Originally published on Stuff.co.nz October 7 2015
A dairy worker has been handed what is believed to be New Zealand’s longest-ever prison sentence for animal cruelty, after cows were beaten, had their tails broken and were shot in the kneecaps on a farm he managed.
Michael James Whitelock was sentenced in the Greymouth District Court on Wednesday to four and a half years jail and banned from owning animals for 10 years.
He had earlier pleaded guilty to 12 charges, including ill treatment of animals, unlawful possession of firearms and attempting to pervert the course of justice.
The Ministry for Primary Industries (MPI) welcomed the sentence.
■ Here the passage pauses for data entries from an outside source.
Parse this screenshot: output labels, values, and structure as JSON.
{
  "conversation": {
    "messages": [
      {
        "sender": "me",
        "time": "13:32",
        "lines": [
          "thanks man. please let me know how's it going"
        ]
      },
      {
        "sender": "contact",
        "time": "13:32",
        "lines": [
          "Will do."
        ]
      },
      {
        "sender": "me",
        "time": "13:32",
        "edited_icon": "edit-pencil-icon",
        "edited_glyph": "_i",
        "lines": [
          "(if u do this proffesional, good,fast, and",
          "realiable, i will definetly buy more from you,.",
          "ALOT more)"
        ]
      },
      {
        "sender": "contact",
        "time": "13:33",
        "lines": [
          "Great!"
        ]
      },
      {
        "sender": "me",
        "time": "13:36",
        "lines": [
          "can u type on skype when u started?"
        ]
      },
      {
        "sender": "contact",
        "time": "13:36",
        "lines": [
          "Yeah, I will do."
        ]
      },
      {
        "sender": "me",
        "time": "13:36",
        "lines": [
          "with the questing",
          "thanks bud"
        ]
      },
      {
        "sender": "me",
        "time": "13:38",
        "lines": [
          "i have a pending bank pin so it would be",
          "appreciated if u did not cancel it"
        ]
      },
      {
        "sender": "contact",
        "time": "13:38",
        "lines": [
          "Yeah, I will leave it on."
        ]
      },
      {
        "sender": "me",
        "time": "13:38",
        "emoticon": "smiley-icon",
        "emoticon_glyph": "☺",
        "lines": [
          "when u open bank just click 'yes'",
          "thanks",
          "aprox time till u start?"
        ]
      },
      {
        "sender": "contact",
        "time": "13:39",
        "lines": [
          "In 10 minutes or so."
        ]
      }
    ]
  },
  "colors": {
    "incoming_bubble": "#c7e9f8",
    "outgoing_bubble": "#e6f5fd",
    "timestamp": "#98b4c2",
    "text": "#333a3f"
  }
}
“This was one of the worst cases of cruelty MPI has dealt with,” animal welfare manager Peter Hyde said.
“We take this sort of offending very seriously and the sentence indicates that the court clearly does too.”
The sentence is believed to be the New Zealand’s largest for animal cruelty. The next biggest was the two years and one month jail term handed down to a Waikato farmer in 2013, MPI said.
Whitelock was the dairy manager on a Landcorp farm near Westport from July 2012 until his suspension in September 2013. MPI began investigating that month after a Landcorp manager arranged for a vet to examine the herd.
Of the 1100 animals, 152 cows and 57 heifers had broken tails. The vet told investigators that he had never seen the number of animals with broken tails as he found at the Totara Dairy Unit on Cape Foulwind.
Investigators found the mistreatment of animals was widespread on the farm under Whitelock’s management.
MPI said Whitelock beat another cow with a fencing baton, which resulted in a traumatic eye injury. Whitelock then tried to euthanise the animal but failed and ended up putting it in the offal pit while it was still alive.
Three other offenders have been sentenced to community detention, community work and disqualification.